Everything in the park was run mechanically when Don joined the Disneyland sound department in 1974. One of his early jobs was cleaning tape heads, but he immediately began looking for ways to make improvements using microprocessors and designing new input and output boards.
In 1979, Don was put in charge of a new group called Special Projects. Their first job was overhauling Disneyland’s famous fireworks, then set off each night by hand. Don’s team greatly reduced risks with computer controls. Next, his group introduced a main-gate computer to count the incoming crowd – information which, he explained, “saved Disneyland millions of dollars” by more accurately determining daily staff needs.
Showing some of his control devices to the audience, Don recalled the flickering lanterns he designed for the Haunted Mansion. This invention was later used for the Main Street Electrical Parade and throughout the park. He also automated wait-time clocks.
In 2001, Don left his job to meet family needs, but in 2004 Disney called him back to build interfaces for the commercially-designed computers used to control rides. In a fail-safe plan, he explained, all Disneyland rides “have three computers watching over them.” Each ride also has its own power generator. In other safety work, Don and his associates, designed fire and security systems for the park.

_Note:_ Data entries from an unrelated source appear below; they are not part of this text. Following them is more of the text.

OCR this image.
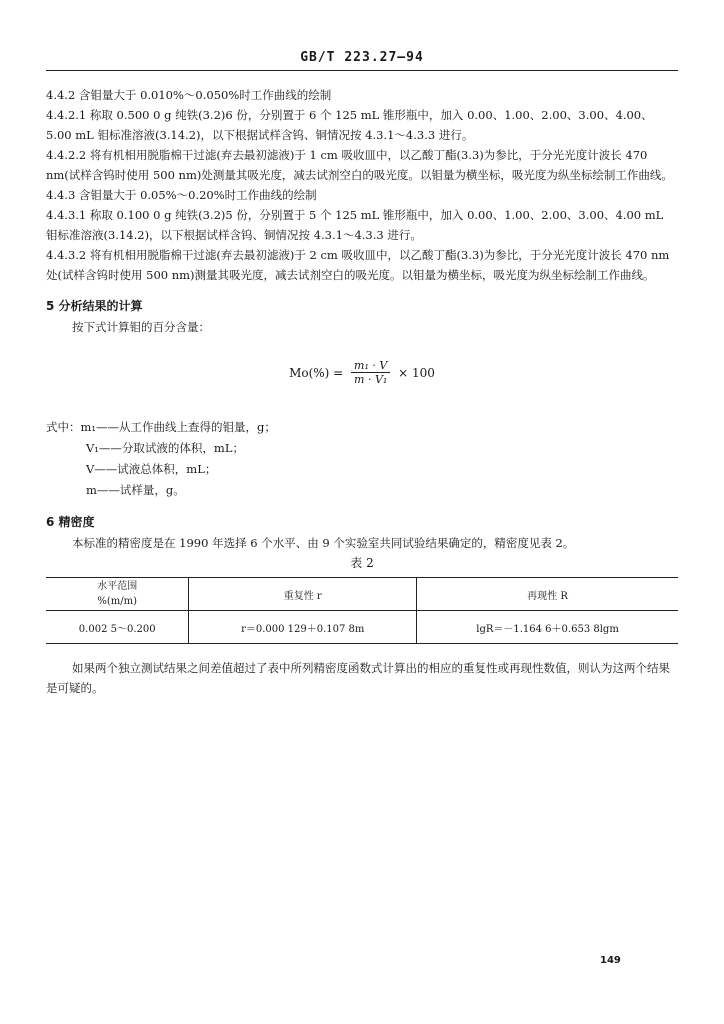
GB/T 223.27—94

4.4.2 含钼量大于 0.010%～0.050%时工作曲线的绘制

4.4.2.1 称取 0.500 0 g 纯铁(3.2)6 份，分别置于 6 个 125 mL 锥形瓶中，加入 0.00、1.00、2.00、3.00、4.00、5.00 mL 钼标准溶液(3.14.2)，以下根据试样含钨、铜情况按 4.3.1～4.3.3 进行。

4.4.2.2 将有机相用脱脂棉干过滤(弃去最初滤液)于 1 cm 吸收皿中，以乙酸丁酯(3.3)为参比，于分光光度计波长 470 nm(试样含钨时使用 500 nm)处测量其吸光度，减去试剂空白的吸光度。以钼量为横坐标，吸光度为纵坐标绘制工作曲线。

4.4.3 含钼量大于 0.05%～0.20%时工作曲线的绘制

4.4.3.1 称取 0.100 0 g 纯铁(3.2)5 份，分别置于 5 个 125 mL 锥形瓶中，加入 0.00、1.00、2.00、3.00、4.00 mL 钼标准溶液(3.14.2)，以下根据试样含钨、铜情况按 4.3.1～4.3.3 进行。

4.4.3.2 将有机相用脱脂棉干过滤(弃去最初滤液)于 2 cm 吸收皿中，以乙酸丁酯(3.3)为参比，于分光光度计波长 470 nm 处(试样含钨时使用 500 nm)测量其吸光度，减去试剂空白的吸光度。以钼量为横坐标，吸光度为纵坐标绘制工作曲线。

5 分析结果的计算

按下式计算钼的百分含量：

$Mo(\%) = \frac{\text{m₁ · V}}{\text{m · V₁}} \times 100$

式中：m₁——从工作曲线上查得的钼量，g；

V₁——分取试液的体积，mL；

V——试液总体积，mL；

m——试样量，g。

6 精密度

本标准的精密度是在 1990 年选择 6 个水平、由 9 个实验室共同试验结果确定的，精密度见表 2。

表 2

水平范围
%(m/m)	重复性 r	再现性 R
0.002 5～0.200	r＝0.000 129＋0.107 8m	lgR＝－1.164 6＋0.653 8lgm

如果两个独立测试结果之间差值超过了表中所列精密度函数式计算出的相应的重复性或再现性数值，则认为这两个结果是可疑的。

149
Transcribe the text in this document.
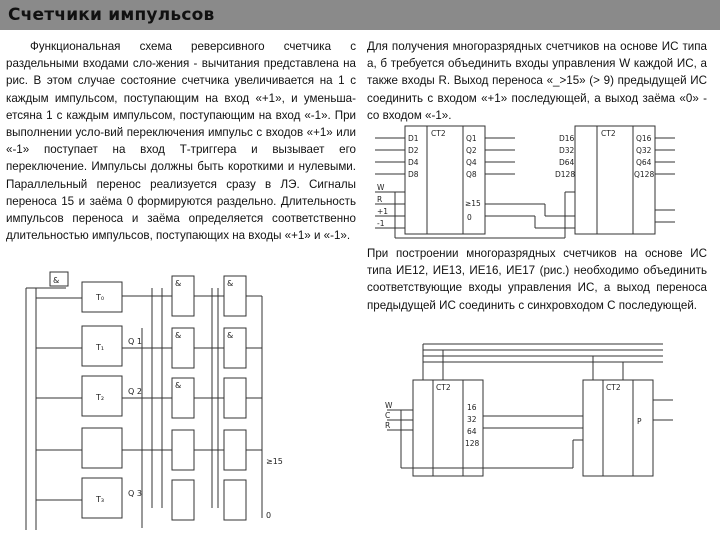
Счетчики импульсов

Функциональная схема реверсивного счетчика с раздельными входами сло-жения - вычитания представлена на рис. В этом случае состояние счетчика увеличивается на 1 с каждым импульсом, поступающим на вход «+1», и уменьша-етсяна 1 с каждым импульсом, поступающим на вход «-1». При выполнении усло-вий переключения импульс с входов «+1» или «-1» поступает на вход Т-триггера и вызывает его переключение. Импульсы должны быть короткими и нулевыми. Параллельный перенос реализуется сразу в ЛЭ. Сигналы переноса 15 и заёма 0 формируются раздельно. Длительность импульсов переноса и заёма определяется соответственно длительностью импульсов, поступающих на входы «+1» и «-1».

Для получения многоразрядных счетчиков на основе ИС типа а, б требуется объединить входы управления W каждой ИС, а также входы R. Выход переноса «_>15» (> 9) предыдущей ИС соединить с входом «+1» последующей, а выход заёма «0» - со входом «-1».

При построении многоразрядных счетчиков на основе ИС типа ИЕ12, ИЕ13, ИЕ16, ИЕ17 (рис.) необходимо объединить соответствующие входы управления ИС, а выход переноса предыдущей ИС соединить с синхровходом С последующей.

&
T₀
T₁
T₂
T₃
Q 1
Q 2
Q 3
&
&
&
&
&
≥15
0
CT2	CT2
D1
D2
D4
D8
W
R
+1
-1
Q1
Q2
Q4
Q8
≥15
0
D16
D32
D64
D128
Q16
Q32
Q64
Q128
W
C
R
CT2	CT2
16
32
64
128
P
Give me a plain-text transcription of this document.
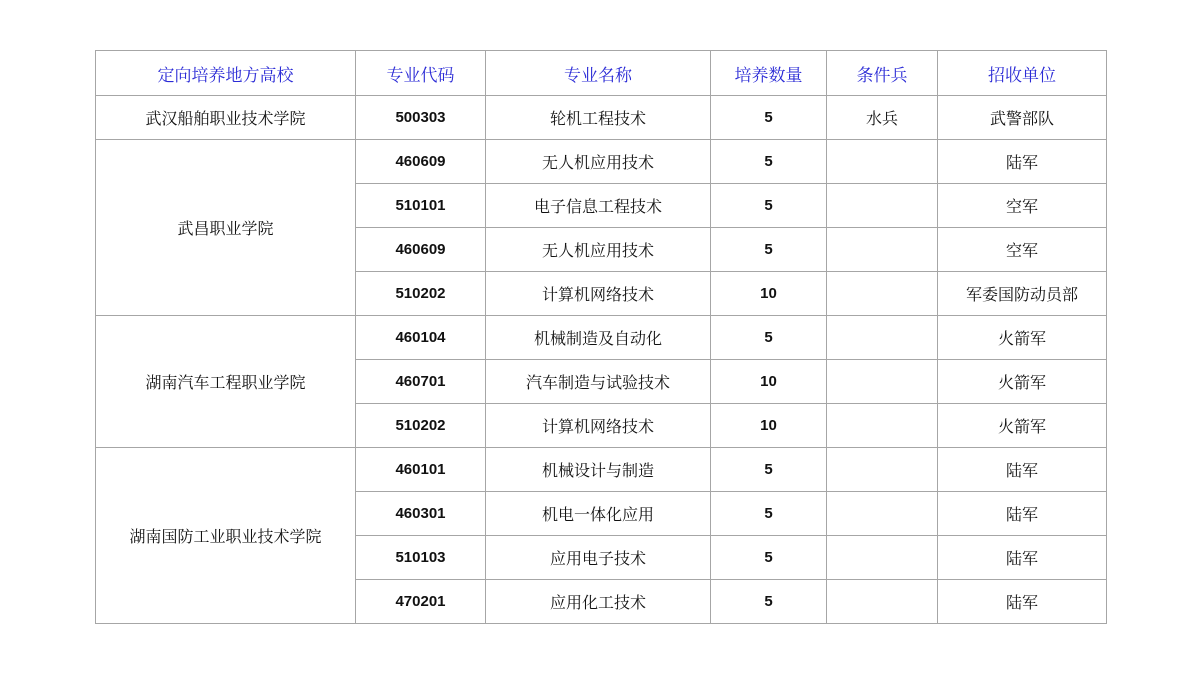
定向培养地方高校	专业代码	专业名称	培养数量	条件兵	招收单位
武汉船舶职业技术学院	500303	轮机工程技术	5	水兵	武警部队
武昌职业学院	460609	无人机应用技术	5		陆军
	510101	电子信息工程技术	5		空军
	460609	无人机应用技术	5		空军
	510202	计算机网络技术	10		军委国防动员部
湖南汽车工程职业学院	460104	机械制造及自动化	5		火箭军
	460701	汽车制造与试验技术	10		火箭军
	510202	计算机网络技术	10		火箭军
湖南国防工业职业技术学院	460101	机械设计与制造	5		陆军
	460301	机电一体化应用	5		陆军
	510103	应用电子技术	5		陆军
	470201	应用化工技术	5		陆军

Eventually, Don became what he calls “the Underwriters Laboratories for Disneyland.” He designed and built power supplies and panels, interfacing with the software engineers as the hardware specialist. When LED lighting came out, Don achieved significant savings by introducing it early on.
Like a kid in a candy store, Don shared the same enthusiasm with his Video Club audience that he must have applied to his Disneyland inventions. Among his many contributions were the green-eyed rats and red-eyes bats in the Pirates of the Caribbean – features which proved so popular that they were added elsewhere in the park. He also created the fireflies in the Blue Bayou, as well as special light and sound effects when “things blow up in the water.” Don’s lighting proved “too realistic” when local firemen were called to the Pirates of the Caribbean. The firemen were unable to find the fire until the special effects were turned off.
A bit of a maverick, Don routinely went against company policy by adding his own initials when etching copper circuit boards – a practice that later won a law suit when Disney boards were illegally copied.
Looking ahead, Don predicted, “There won’t be many more movable rides in the future” since such rides require heavy maintenance. The new direction in theme parks, he said, is in the audience’s mind “with touch screens and computer graphics.”